Could the pearly gates of heaven be any more elaborate than the entrance to the Green-Wood Cemetery in Brooklyn? It's a little more than half the size of Central Park and almost as pretty is some respects.
I had organized a memorial service to honor the centenary of Henry Bergh's death when I worked at the ASPCA. The event didn't attract much press attention in 1988 although it did satisfy the ego needs of my boss, a former Jesuit priest eager to be seen as more than the president of an organization that put 80,000 "companion animals" to death every year under contract to New York City. Few, if any, ended up here.

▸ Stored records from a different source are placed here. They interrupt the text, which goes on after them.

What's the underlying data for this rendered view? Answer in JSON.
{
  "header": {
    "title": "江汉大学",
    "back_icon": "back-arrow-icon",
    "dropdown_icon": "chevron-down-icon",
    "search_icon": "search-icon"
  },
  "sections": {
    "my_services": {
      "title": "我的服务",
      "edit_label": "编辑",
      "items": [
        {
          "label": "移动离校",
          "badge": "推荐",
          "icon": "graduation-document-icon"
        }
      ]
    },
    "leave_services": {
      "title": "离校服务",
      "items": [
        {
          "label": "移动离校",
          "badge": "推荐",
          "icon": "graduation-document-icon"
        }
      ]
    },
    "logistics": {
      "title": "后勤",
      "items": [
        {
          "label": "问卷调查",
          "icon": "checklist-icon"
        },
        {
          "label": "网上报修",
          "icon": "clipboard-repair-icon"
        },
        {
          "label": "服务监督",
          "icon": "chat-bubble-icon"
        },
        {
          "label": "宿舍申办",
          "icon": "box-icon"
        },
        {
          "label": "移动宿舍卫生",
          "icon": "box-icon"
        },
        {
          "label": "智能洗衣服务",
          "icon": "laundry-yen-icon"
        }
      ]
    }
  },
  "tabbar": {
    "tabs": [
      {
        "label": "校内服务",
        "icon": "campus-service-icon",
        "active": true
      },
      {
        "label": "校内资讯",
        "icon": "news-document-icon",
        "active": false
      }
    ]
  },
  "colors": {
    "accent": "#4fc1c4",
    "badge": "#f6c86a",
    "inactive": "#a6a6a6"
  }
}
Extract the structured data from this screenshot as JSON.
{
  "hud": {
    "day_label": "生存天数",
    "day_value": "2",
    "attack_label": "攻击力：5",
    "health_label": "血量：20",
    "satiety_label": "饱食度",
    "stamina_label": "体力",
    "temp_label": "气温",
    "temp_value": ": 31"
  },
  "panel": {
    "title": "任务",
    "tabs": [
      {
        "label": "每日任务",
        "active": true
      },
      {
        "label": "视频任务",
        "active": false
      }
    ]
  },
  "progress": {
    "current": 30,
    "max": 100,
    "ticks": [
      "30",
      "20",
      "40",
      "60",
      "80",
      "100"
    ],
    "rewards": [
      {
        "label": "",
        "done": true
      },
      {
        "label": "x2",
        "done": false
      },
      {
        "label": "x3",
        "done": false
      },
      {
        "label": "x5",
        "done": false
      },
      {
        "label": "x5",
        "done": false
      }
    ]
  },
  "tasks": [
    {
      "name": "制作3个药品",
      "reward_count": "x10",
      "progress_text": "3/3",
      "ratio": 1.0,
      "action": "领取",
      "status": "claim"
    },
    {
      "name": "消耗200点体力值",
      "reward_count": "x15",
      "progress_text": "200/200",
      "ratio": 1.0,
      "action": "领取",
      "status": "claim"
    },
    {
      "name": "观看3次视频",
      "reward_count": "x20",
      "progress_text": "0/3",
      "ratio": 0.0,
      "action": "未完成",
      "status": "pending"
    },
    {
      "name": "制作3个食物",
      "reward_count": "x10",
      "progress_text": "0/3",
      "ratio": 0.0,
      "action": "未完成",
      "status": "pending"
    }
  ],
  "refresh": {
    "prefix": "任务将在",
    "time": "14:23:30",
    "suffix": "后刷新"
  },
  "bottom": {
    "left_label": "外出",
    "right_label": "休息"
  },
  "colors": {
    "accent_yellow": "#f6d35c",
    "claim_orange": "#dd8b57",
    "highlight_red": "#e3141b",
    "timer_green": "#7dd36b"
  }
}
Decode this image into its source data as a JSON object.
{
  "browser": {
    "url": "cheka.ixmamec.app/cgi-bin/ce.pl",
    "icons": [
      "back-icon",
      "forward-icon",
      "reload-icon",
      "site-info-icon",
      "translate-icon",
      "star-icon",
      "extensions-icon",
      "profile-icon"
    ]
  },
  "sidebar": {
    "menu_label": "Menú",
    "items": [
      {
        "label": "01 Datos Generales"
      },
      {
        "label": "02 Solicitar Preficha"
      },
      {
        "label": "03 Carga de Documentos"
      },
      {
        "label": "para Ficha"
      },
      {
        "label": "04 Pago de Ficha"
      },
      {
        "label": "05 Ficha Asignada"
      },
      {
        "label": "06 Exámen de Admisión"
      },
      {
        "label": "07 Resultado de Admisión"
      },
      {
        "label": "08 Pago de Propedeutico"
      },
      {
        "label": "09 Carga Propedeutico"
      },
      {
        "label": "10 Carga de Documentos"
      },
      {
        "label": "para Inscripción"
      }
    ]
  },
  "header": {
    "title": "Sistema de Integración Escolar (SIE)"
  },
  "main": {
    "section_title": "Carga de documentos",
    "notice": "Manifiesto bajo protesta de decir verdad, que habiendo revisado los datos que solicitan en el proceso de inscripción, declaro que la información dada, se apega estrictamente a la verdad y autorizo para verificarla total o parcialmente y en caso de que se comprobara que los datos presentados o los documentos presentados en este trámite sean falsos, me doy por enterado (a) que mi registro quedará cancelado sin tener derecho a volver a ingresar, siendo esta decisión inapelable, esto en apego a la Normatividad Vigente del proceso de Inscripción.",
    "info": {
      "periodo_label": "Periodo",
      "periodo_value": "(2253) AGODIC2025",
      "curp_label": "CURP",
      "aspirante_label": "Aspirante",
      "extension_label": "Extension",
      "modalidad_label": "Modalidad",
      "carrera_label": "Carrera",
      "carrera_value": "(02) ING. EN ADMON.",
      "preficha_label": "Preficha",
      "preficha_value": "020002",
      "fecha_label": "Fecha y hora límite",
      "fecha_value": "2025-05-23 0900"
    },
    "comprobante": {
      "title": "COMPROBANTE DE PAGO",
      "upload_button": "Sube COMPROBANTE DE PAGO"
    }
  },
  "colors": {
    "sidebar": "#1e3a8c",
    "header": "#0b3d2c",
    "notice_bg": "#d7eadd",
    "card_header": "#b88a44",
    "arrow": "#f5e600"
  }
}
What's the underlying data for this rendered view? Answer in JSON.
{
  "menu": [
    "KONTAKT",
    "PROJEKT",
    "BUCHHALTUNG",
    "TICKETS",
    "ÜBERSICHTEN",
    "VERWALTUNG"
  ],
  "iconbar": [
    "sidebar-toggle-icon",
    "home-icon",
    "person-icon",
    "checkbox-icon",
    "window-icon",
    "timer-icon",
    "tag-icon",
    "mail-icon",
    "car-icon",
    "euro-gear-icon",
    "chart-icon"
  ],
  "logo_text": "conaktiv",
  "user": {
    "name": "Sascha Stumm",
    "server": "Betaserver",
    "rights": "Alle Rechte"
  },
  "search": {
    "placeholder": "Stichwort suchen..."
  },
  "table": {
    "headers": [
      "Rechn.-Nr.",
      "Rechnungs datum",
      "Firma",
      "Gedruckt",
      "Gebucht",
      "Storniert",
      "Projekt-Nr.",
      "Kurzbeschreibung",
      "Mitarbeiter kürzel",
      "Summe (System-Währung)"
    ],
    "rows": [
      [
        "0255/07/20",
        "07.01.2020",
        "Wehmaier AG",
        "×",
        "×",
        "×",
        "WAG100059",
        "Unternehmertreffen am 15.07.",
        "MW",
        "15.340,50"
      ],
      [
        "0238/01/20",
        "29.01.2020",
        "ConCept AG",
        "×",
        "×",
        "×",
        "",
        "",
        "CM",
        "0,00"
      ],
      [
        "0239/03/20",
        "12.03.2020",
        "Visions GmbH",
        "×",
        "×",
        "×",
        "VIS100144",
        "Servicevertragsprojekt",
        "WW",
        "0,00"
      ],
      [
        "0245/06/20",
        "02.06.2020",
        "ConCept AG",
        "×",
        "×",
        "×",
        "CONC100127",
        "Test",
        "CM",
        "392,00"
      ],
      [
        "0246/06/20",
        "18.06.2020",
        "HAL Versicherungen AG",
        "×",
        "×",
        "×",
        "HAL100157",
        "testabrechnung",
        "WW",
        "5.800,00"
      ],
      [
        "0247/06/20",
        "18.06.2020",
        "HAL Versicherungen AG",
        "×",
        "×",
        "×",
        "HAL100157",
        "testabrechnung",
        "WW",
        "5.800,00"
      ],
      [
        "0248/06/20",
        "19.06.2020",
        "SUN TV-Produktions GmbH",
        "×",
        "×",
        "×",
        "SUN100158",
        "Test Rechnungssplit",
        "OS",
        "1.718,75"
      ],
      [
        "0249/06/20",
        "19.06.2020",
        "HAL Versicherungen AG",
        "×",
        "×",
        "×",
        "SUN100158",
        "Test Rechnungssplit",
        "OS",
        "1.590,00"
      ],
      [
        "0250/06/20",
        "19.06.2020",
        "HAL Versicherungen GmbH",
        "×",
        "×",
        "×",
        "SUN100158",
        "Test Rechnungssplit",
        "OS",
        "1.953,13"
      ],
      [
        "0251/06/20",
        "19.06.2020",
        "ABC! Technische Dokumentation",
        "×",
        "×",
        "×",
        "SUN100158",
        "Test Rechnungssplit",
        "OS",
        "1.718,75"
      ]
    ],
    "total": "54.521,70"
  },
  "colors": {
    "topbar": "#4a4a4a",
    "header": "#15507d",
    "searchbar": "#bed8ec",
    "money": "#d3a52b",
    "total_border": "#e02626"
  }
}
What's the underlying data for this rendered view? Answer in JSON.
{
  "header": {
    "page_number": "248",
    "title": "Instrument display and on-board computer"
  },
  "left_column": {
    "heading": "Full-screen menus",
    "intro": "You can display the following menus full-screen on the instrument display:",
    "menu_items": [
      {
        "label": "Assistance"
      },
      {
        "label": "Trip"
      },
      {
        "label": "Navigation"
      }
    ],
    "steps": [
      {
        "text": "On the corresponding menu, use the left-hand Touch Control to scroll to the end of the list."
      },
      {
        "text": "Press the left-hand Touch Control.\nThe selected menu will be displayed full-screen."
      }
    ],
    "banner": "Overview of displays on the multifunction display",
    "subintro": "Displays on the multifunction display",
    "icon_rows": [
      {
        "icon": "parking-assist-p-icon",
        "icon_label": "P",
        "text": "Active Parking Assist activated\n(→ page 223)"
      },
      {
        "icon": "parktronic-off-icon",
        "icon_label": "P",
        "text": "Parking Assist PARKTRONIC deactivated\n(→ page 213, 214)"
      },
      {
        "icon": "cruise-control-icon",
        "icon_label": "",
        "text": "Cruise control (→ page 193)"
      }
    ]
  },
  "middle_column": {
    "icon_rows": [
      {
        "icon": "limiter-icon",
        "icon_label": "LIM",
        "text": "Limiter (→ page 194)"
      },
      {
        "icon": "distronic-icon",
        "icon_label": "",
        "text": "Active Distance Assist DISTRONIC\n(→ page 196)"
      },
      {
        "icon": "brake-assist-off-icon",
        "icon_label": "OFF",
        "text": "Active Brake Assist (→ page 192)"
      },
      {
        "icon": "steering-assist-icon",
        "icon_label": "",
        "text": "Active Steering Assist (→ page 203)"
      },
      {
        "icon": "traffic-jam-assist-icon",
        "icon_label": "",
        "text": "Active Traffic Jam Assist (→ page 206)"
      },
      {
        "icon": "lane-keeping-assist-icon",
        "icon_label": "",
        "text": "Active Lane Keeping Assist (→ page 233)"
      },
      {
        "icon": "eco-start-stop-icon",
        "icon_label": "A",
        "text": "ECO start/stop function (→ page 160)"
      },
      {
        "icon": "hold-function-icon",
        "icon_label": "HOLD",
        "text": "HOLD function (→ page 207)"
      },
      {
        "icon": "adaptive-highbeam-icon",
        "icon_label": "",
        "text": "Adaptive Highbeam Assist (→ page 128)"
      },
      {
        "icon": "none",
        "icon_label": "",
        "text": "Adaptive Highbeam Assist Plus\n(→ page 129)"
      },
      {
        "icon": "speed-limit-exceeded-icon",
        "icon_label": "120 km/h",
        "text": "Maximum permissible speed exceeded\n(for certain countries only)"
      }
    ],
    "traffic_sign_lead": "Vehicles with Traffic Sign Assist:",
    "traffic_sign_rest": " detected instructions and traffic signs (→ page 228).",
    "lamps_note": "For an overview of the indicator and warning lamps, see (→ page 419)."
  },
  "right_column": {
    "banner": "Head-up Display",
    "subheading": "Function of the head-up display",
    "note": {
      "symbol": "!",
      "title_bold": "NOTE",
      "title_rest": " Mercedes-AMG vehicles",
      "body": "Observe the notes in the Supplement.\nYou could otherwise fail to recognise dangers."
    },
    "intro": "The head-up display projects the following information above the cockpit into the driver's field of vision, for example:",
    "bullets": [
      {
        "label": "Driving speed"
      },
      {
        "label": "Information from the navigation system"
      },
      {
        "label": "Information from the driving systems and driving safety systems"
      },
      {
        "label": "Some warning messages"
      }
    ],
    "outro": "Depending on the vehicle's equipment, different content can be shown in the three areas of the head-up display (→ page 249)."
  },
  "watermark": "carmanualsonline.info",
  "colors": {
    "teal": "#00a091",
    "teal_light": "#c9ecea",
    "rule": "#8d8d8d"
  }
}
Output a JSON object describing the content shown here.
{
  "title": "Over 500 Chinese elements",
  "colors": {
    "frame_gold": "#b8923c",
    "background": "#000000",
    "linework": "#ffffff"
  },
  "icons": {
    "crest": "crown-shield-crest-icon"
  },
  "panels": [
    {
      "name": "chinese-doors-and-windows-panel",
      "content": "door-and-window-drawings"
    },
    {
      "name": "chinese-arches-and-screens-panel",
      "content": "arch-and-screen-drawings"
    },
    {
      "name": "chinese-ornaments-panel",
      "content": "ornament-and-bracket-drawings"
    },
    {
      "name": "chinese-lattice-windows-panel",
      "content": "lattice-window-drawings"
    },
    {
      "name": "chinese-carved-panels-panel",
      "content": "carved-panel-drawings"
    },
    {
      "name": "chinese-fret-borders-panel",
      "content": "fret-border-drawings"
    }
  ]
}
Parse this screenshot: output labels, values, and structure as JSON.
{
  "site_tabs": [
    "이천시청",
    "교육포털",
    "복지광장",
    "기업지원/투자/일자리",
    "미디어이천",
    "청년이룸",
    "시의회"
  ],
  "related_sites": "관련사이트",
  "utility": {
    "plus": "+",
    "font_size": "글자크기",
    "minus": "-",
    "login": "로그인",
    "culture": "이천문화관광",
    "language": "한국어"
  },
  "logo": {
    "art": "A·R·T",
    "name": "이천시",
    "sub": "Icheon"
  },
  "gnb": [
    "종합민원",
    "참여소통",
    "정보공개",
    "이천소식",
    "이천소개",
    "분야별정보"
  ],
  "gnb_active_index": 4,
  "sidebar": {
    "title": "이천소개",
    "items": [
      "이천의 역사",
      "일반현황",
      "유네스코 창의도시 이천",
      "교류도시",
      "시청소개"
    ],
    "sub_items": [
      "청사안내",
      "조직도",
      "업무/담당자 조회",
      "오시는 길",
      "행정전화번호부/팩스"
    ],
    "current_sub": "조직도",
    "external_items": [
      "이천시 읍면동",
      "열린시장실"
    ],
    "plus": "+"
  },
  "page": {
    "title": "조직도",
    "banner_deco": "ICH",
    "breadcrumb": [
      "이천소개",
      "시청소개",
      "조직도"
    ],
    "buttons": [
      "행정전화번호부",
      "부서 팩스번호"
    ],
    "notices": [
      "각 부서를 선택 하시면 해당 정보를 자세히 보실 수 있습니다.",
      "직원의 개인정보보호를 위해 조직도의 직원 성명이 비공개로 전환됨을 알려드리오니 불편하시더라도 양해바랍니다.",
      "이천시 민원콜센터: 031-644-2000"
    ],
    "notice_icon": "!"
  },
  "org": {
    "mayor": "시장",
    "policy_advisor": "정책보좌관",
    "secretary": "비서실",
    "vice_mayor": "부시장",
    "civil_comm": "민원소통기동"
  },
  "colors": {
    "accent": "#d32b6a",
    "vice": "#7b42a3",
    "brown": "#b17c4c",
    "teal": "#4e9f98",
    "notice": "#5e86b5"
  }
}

When I returned nearly two decades later, I couldn't find Bergh's grave. Embedded in the side of a slope, it resembles the pyramid known as the "Eye of Providence" on the back of a dollar bill,
Manhattan almost looks like a mirage in the distance.
Lenny's ghost can see it from his modest grave. He was born the same year as my father.
A monogrammed fence surrounds the final resting place of Boss Tweed who once personified corruption in New York City.
Long forgotten movers and shakers marked their graves with statues dressed in the fashions of another era.
I dubbed this one, more than a little eroded by eternity, "Mr. Micawber" because it reminded me of the role W.C. Fields played in David Copperfield.
Symbols effectively communicate professional careers.
Women can't seem to break out of the angel mold.